Primero hay que eliminar de la lista de votables a los mentirosos que hacen su discurso político con palabras vacías, con frases formularias que no significan nada, con promesas que sólo son cebos para hacernos picar. Saben que no van a cumplirlas.

También hay que eliminar a los que mienten porque decir la verdad da igual, lo importante es conseguir poder. Y el poder se consigue obteniendo votos. Obtener muchos votos es lo que importa. Pensar demasiado en el cómo es incómodo para ellos. Cuando lleguen al poder, parecen creer, ya se verá qué se hace.

Y sobre todo hay que echar a los que meten miedo al votante para arañar un voto.

¿Cómo distinguirlos? No es tan difícil. He aquí un pequeño catálogo:

- No deberíamos votar a los que hablan de "voto útil".  Son los que piden que, aunque nos guste más otra opción, les votemos a ellos porque son los únicos que pueden gobernar e impedir el gobierno de los "malos". De hecho no hay voto más inútil que el "voto útil". ¿Se fiaría de un tipo que se ofrece como salvación, mientras ha medrado en partidos como el PP o el PSOE? La razón por la que hablan de voto útil es porque se sienten amenazados por CIUDADANOS y por PODEMOS respectivamente. Por supuesto que si votamos todos PP o PSOE sería un voto tremendamente útil: especialmente para ellos. Pero en realidad sólo hay un voto verdaderamente útil: El voto a la opción que nos convence. Si nadie nos convence, hay otras formas de votar: voto nulo, voto en blanco y abstención. Todas ellas son democráticas. Lo que no es democrático es votar a un candidato por miedo a que venga otro. Insisto, si alguien le habla de voto útil, aléjese todo lo que pueda. No quiere su bienestar; quiere su miedo. Es un chorizo y le va a tangar.
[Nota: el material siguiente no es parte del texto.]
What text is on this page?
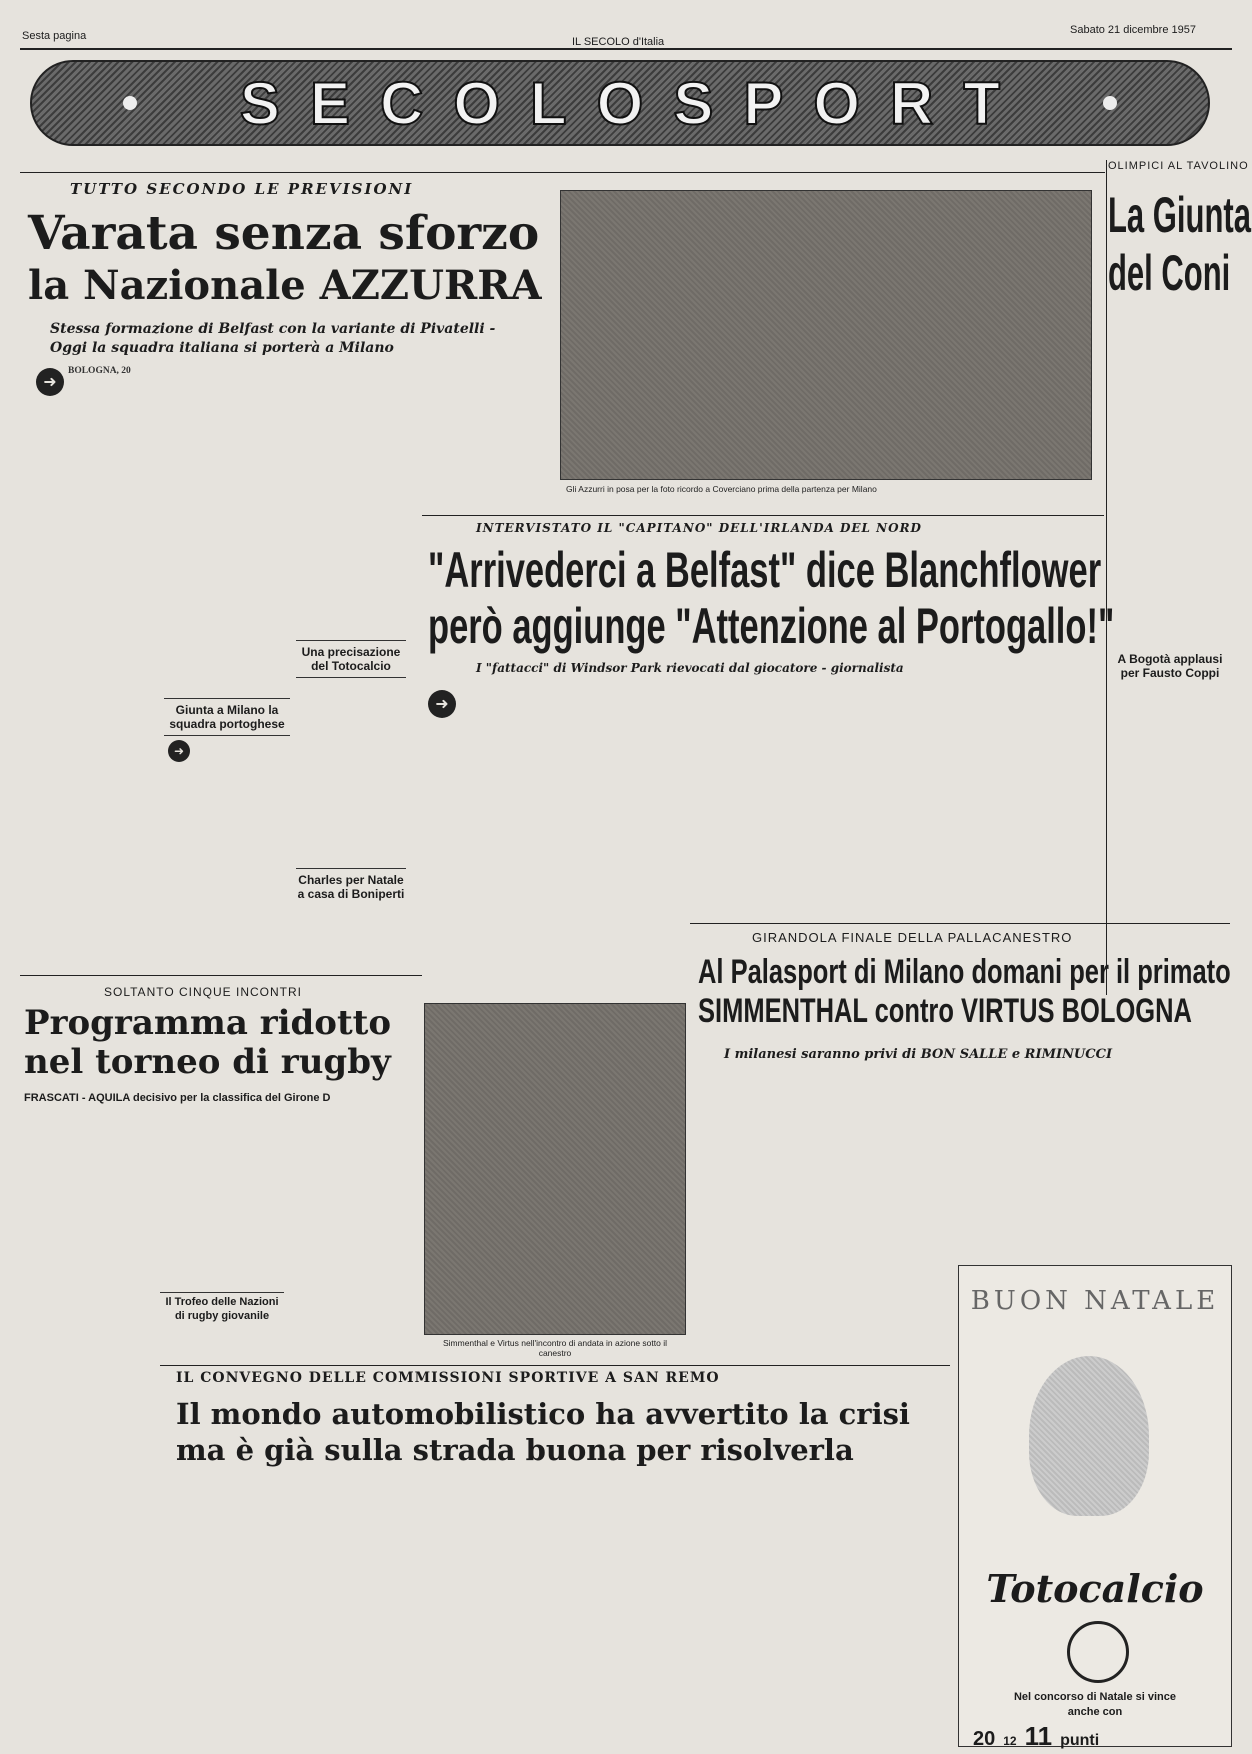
Sesta pagina	IL SECOLO d'Italia
Sabato 21 dicembre 1957
S E C O L O S P O R T
TUTTO SECONDO LE PREVISIONI
Varata senza sforzo
la Nazionale AZZURRA
Stessa formazione di Belfast con la variante di Pivatelli - Oggi la squadra italiana si porterà a Milano
➜
BOLOGNA, 20
Una precisazione del Totocalcio
Charles per Natale a casa di Boniperti
Giunta a Milano la squadra portoghese
➜
Gli Azzurri in posa per la foto ricordo a Coverciano prima della partenza per Milano
OLIMPICI AL TAVOLINO
La Giunta
del Coni
A Bogotà applausi per Fausto Coppi
INTERVISTATO IL "CAPITANO" DELL'IRLANDA DEL NORD
"Arrivederci a Belfast" dice Blanchflower
però aggiunge "Attenzione al Portogallo!"
I "fattacci" di Windsor Park rievocati dal giocatore - giornalista
➜
SOLTANTO CINQUE INCONTRI
Programma ridotto
nel torneo di rugby
FRASCATI - AQUILA decisivo per la classifica del Girone D
Il Trofeo delle Nazioni di rugby giovanile
Simmenthal e Virtus nell'incontro di andata in azione sotto il canestro
GIRANDOLA FINALE DELLA PALLACANESTRO
Al Palasport di Milano domani per il primato
SIMMENTHAL contro VIRTUS BOLOGNA
I milanesi saranno privi di BON SALLE e RIMINUCCI
IL CONVEGNO DELLE COMMISSIONI SPORTIVE A SAN REMO
Il mondo automobilistico ha avvertito la crisi
ma è già sulla strada buona per risolverla
BUON NATALE
Totocalcio
Nel concorso di Natale si vince
anche con
20 12 11 punti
- No deberíamos votar tampoco a los que prometen hacer cosas que podrían haber hecho en varias ocasiones en los últimos treinta y tres años. Y que prometieron hacerlas cada vez que hay elecciones. A estas alturas de la transición (a ver si se acaba de una vez), PP y PSOE han podido acabar en varias ocasiones con la financiación ilegal de sus partidos; con la dependencia política lastimosa del Poder Judicial; con el derroche en sus gobiernos; con los asesores excesivos que curiosamente son coleguillas del jefe o de un primo del jefe; con la pertenencia a consejos de administración sin saber ni cómo ni por qué, con ... con ... con ... ¡treinta y tres años!. Y varias elecciones en las cuales se nos promete y jura que acabarán con eso. No lo van a hacer. Viven de ello.

- No deberíamos votar a partidos cuyos líderes dicen no saber nada de lo que hacen sus gestores. Imagínese que es un empresario. ¿Usted podría ser el dueño de una empresa y no saber nada de sus cuentas, de cual es el origen de sus recursos, de cómo van sus deudas? ¿Usted de verdad cree que Mariano Rajoy, Tomás Sánchez, o Mas, o la cúpula del PNV, o de Coalición Canaria no saben nada de cómo se financia su partido? ¿Susana Díaz no sabía nada de la adjudicación de Aznalcóllar? ¿Esperanza Aguirre no sabía nada de las andanzas del clan González? ¿Tomás Sánchez no sabía nada de los manejos de su mentor político, Pepiño Blanco? Mienten. Los partidos políticos son estructuras jerarquizadas y rígidas. El que sube, es porque sabe.

La lista es extensa y esto es un blog, así que no sigo. Pero el resto se lo pueden imaginar.

PP, PSOE (lo cual es practicamente lo mismo), PNV, CIU, ERC, CC y los que los apoyan, piensan que somos idiotas. Y por eso, a pesar de todo, creen que nosotros les vamos a votar. Están convencidos de que basta con rescatar el discurso electoral habitual: Hablar de "voto útil", meter miedo con amenazas, hacer promesas que no van cumplir, decir mentiras para salvar su carrera.

Son muertos políticos que hablan palabras muertas. Y es hora de darle un poco de vidilla a la política española.